A minimum logger interface with three severities.
An abstraction to deduplication logic, with a minimal interface.
Iterate filtered files to delete each, and attempt to clear any empty parent folders recursively.
Returns the duplicates marked for deletion.
Initializes the metrics system, which sets the start time and clears data.
Ensures the input path is both absolute and clean, parses the supplied excludes, and initializes private maps and slices clearing any former data.
Uses path/filepath.WalkFunc to iterate all files in the input path, and discards any zero-size files, symbolic links, or files matching the list of case-sensitive excludes. It groups the remaining files by size.
Any errors encountered while walking the file system will be logged and then discarded so the program may continue.
Iterates each set of files grouped by size, and two at a time will be checked using os.SameFile to discard hard-links, and then buffered byte-by-byte comparison.

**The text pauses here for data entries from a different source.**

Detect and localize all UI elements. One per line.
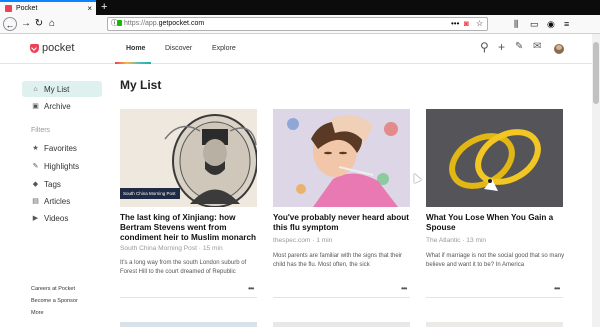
page-title: My List — [120, 78, 162, 92]
source-badge: South China Morning Post — [120, 188, 180, 199]
article-card[interactable]: You've probably never heard about this f… — [273, 109, 410, 298]
pocket-header: pocket Home Discover Explore ⚲ + ✎ ✉ — [0, 34, 592, 64]
pocket-logo-icon — [30, 43, 39, 53]
home-icon: ⌂ — [33, 85, 38, 93]
sidebar-item-my-list[interactable]: ⌂ My List — [22, 81, 102, 97]
account-icon[interactable]: ◉ — [547, 18, 555, 30]
new-tab-button[interactable]: + — [101, 0, 107, 14]
star-icon: ★ — [32, 145, 39, 152]
sidebar-item-tags[interactable]: ◆ Tags — [22, 176, 102, 192]
sidebar-item-articles[interactable]: ▤ Articles — [22, 193, 102, 209]
article-icon: ▤ — [32, 198, 39, 205]
pocket-save-icon[interactable]: ◙ — [464, 18, 469, 30]
back-icon[interactable]: ← — [3, 17, 17, 31]
article-thumbnail[interactable] — [273, 109, 410, 207]
article-source: South China Morning Post · 15 min — [120, 245, 223, 252]
mail-icon[interactable]: ✉ — [533, 40, 541, 54]
mouse-cursor-icon — [410, 171, 422, 184]
url-prefix: https://app. — [124, 20, 159, 27]
more-options-icon[interactable]: ••• — [401, 284, 407, 293]
tab-title: Pocket — [16, 5, 38, 12]
browser-nav-bar: ← → ↻ ⌂ ⓘ https://app.getpocket.com ••• … — [0, 15, 600, 34]
article-card[interactable]: South China Morning Post The last king o… — [120, 109, 257, 298]
search-icon[interactable]: ⚲ — [480, 40, 489, 54]
footer-link-sponsor[interactable]: Become a Sponsor — [31, 298, 78, 304]
sick-child-image — [273, 109, 410, 207]
tab-close-icon[interactable]: × — [87, 4, 92, 13]
url-bar[interactable]: ⓘ https://app.getpocket.com ••• ◙ ☆ — [107, 17, 488, 31]
article-source: The Atlantic · 13 min — [426, 237, 487, 244]
menu-icon[interactable]: ≡ — [564, 18, 569, 30]
page-actions-icon[interactable]: ••• — [451, 18, 459, 30]
active-nav-underline — [115, 62, 151, 64]
browser-tab-bar: Pocket × + — [0, 0, 600, 15]
add-icon[interactable]: + — [498, 40, 505, 54]
tag-icon: ◆ — [32, 181, 39, 188]
highlighter-icon: ✎ — [32, 163, 39, 170]
home-icon[interactable]: ⌂ — [45, 17, 59, 31]
browser-tab[interactable]: Pocket × — [0, 0, 96, 15]
sidebar-icon[interactable]: ▭ — [530, 18, 539, 30]
more-options-icon[interactable]: ••• — [248, 284, 254, 293]
article-excerpt: What if marriage is not the social good … — [426, 253, 565, 268]
pocket-favicon-icon — [5, 5, 12, 12]
card-divider — [273, 297, 410, 298]
scrollbar[interactable] — [592, 34, 600, 327]
article-thumbnail[interactable] — [426, 109, 563, 207]
more-options-icon[interactable]: ••• — [554, 284, 560, 293]
sidebar-item-label: Videos — [44, 213, 69, 223]
article-title[interactable]: You've probably never heard about this f… — [273, 213, 413, 233]
sidebar-item-label: Articles — [44, 196, 71, 206]
card-divider — [426, 297, 563, 298]
article-title[interactable]: The last king of Xinjiang: how Bertram S… — [120, 213, 260, 243]
archive-icon: ▣ — [32, 103, 39, 110]
sidebar-item-videos[interactable]: ▶ Videos — [22, 210, 102, 226]
card-divider — [120, 297, 257, 298]
nav-explore[interactable]: Explore — [212, 45, 236, 52]
footer-link-careers[interactable]: Careers at Pocket — [31, 286, 75, 292]
next-card-preview — [273, 322, 410, 327]
bookmark-star-icon[interactable]: ☆ — [476, 18, 483, 30]
pocket-logo[interactable]: pocket — [30, 42, 74, 54]
next-card-preview — [426, 322, 563, 327]
sidebar-item-label: Tags — [44, 179, 61, 189]
video-icon: ▶ — [32, 215, 39, 222]
next-card-preview — [120, 322, 257, 327]
sidebar-item-archive[interactable]: ▣ Archive — [22, 98, 102, 114]
footer-link-more[interactable]: More — [31, 310, 44, 316]
nav-discover[interactable]: Discover — [165, 45, 192, 52]
article-title[interactable]: What You Lose When You Gain a Spouse — [426, 213, 566, 233]
highlight-icon[interactable]: ✎ — [515, 40, 523, 54]
sidebar-item-favorites[interactable]: ★ Favorites — [22, 140, 102, 156]
sidebar-item-label: My List — [44, 84, 70, 94]
article-thumbnail[interactable]: South China Morning Post — [120, 109, 257, 207]
sidebar-item-label: Favorites — [44, 143, 77, 153]
article-excerpt: Most parents are familiar with the signs… — [273, 253, 403, 268]
lock-icon — [117, 20, 122, 26]
avatar[interactable] — [554, 44, 564, 54]
nav-home[interactable]: Home — [126, 45, 145, 52]
rings-illustration-image — [426, 109, 563, 207]
sidebar-item-highlights[interactable]: ✎ Highlights — [22, 158, 102, 174]
url-host: getpocket.com — [158, 20, 205, 27]
sidebar-item-label: Archive — [44, 101, 71, 111]
article-card[interactable]: What You Lose When You Gain a Spouse The… — [426, 109, 564, 298]
sidebar-item-label: Highlights — [44, 161, 80, 171]
forward-icon[interactable]: → — [19, 17, 33, 31]
article-excerpt: It's a long way from the south London su… — [120, 260, 247, 275]
library-icon[interactable]: ⫼ — [514, 18, 518, 30]
reload-icon[interactable]: ↻ — [32, 17, 46, 31]
filters-heading: Filters — [31, 127, 51, 134]
article-source: thespec.com · 1 min — [273, 237, 333, 244]
logo-text: pocket — [42, 42, 75, 54]
scrollbar-thumb[interactable] — [593, 42, 599, 104]
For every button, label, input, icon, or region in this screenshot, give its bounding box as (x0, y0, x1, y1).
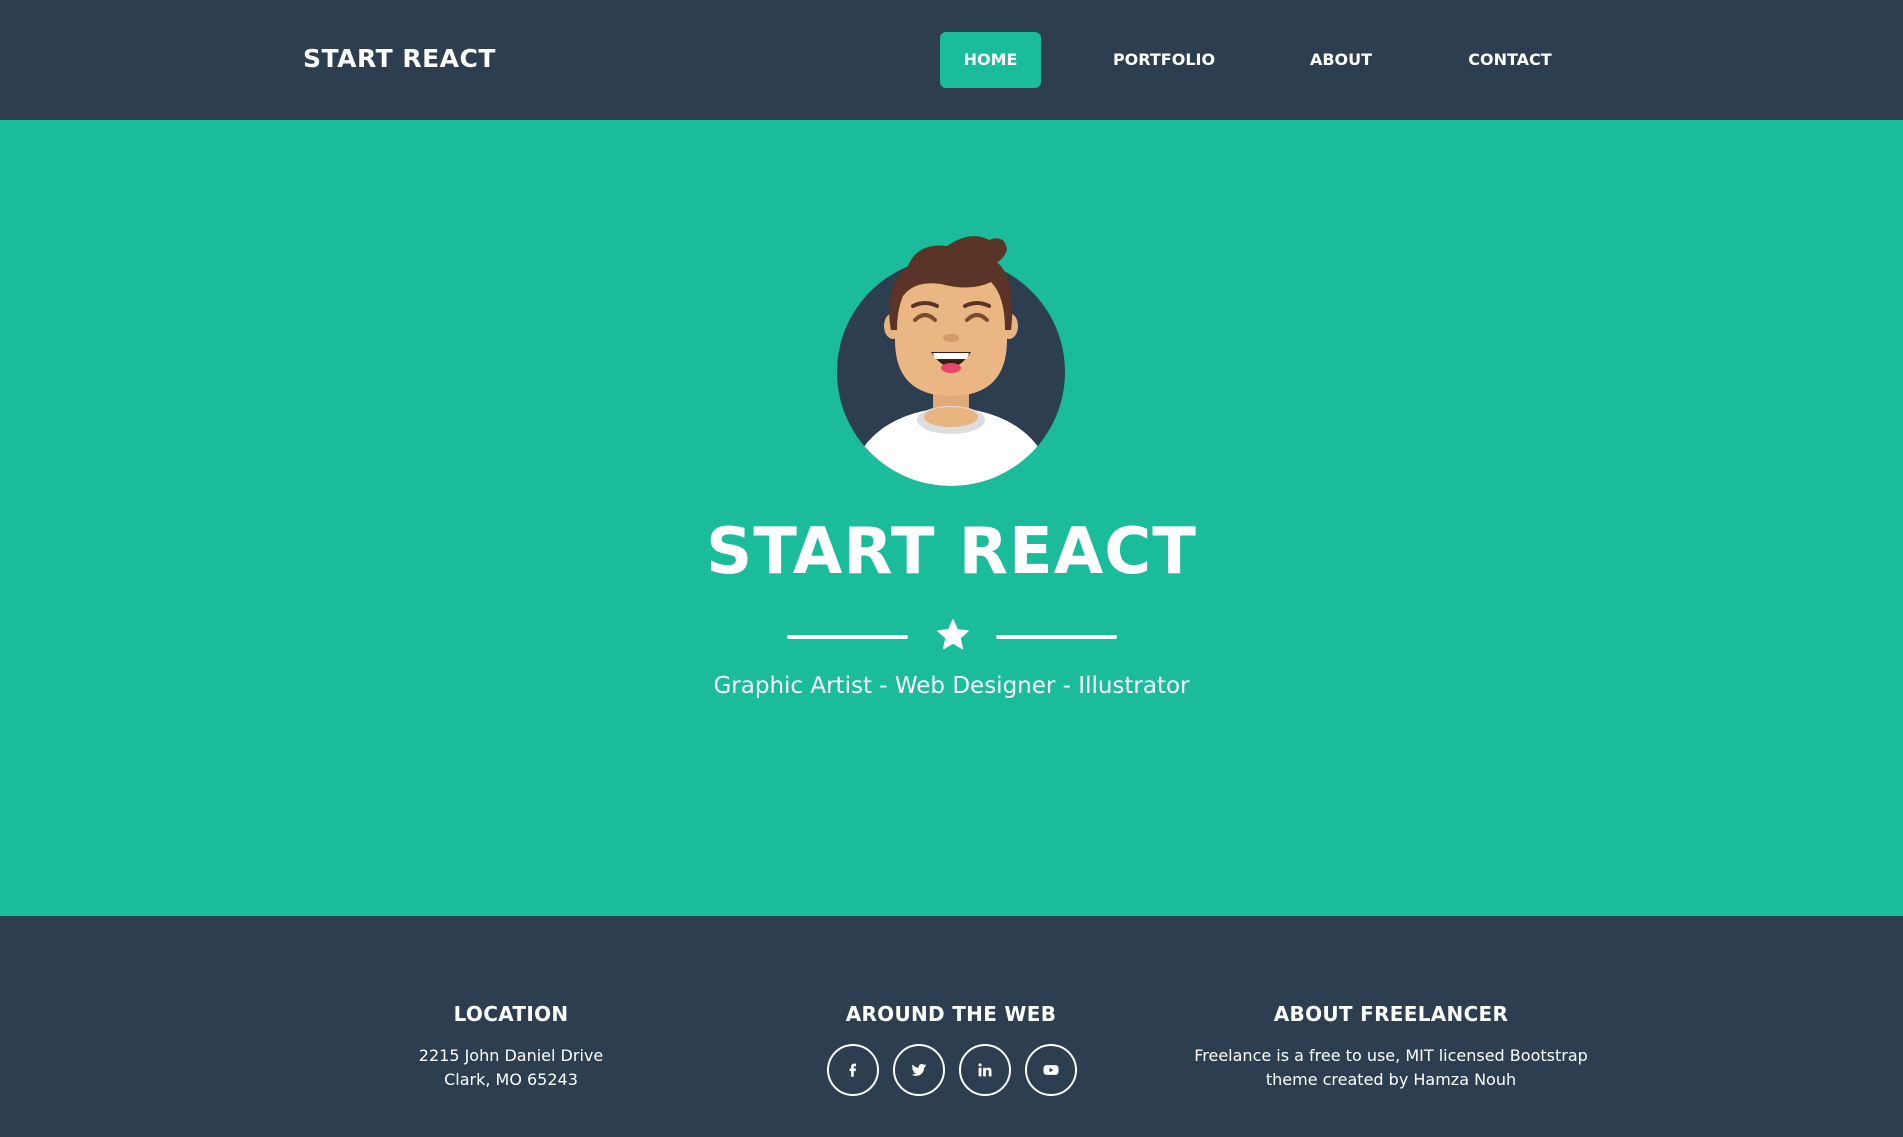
footer-location: LOCATION 2215 John Daniel Drive Clark, M… (291, 1002, 731, 1092)
hero-subtitle: Graphic Artist - Web Designer - Illustra… (713, 673, 1190, 699)
nav-item-home[interactable]: HOME (940, 32, 1041, 88)
social-links (731, 1044, 1171, 1096)
divider-line-left (787, 635, 908, 639)
avatar-image (837, 236, 1065, 486)
footer: LOCATION 2215 John Daniel Drive Clark, M… (0, 916, 1903, 1137)
hero-section: START REACT Graphic Artist - Web Designe… (0, 120, 1903, 916)
facebook-icon[interactable] (827, 1044, 879, 1096)
nav-item-portfolio[interactable]: PORTFOLIO (1094, 32, 1234, 88)
star-icon (937, 619, 969, 650)
brand-logo[interactable]: START REACT (303, 44, 496, 73)
nav-item-about[interactable]: ABOUT (1293, 32, 1389, 88)
about-text-line-1: Freelance is a free to use, MIT licensed… (1194, 1046, 1588, 1065)
linkedin-icon[interactable] (959, 1044, 1011, 1096)
nav-item-contact[interactable]: CONTACT (1452, 32, 1568, 88)
address-line-2: Clark, MO 65243 (444, 1070, 578, 1089)
about-heading: ABOUT FREELANCER (1273, 1002, 1509, 1026)
youtube-icon[interactable] (1025, 1044, 1077, 1096)
footer-around-the-web: AROUND THE WEB (731, 1002, 1171, 1096)
web-heading: AROUND THE WEB (845, 1002, 1057, 1026)
navbar: START REACT HOME PORTFOLIO ABOUT CONTACT (0, 0, 1903, 120)
divider-line-right (996, 635, 1117, 639)
hero-title: START REACT (706, 515, 1197, 589)
about-text-line-2: theme created by Hamza Nouh (1265, 1070, 1517, 1089)
twitter-icon[interactable] (893, 1044, 945, 1096)
address-line-1: 2215 John Daniel Drive (418, 1046, 604, 1065)
footer-about: ABOUT FREELANCER Freelance is a free to … (1171, 1002, 1611, 1092)
location-heading: LOCATION (453, 1002, 569, 1026)
star-divider (787, 615, 1117, 655)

The buffered comparison offers early termination, making it a faster solution than hash checks. Additionally, the code is written to work with the possibility of multiple duplicate groups of the same size.
Files with matching data are put into an unnamed group and appended to the slice of duplicates.
Finally it sorts the groups of duplicates, using a weighted score by depth and then by recurrence of parent path. The file with the lowest score in the group will be kept, and the rest are appended to a single dimensional slice, which can be requested by Filtered and is used by Delete.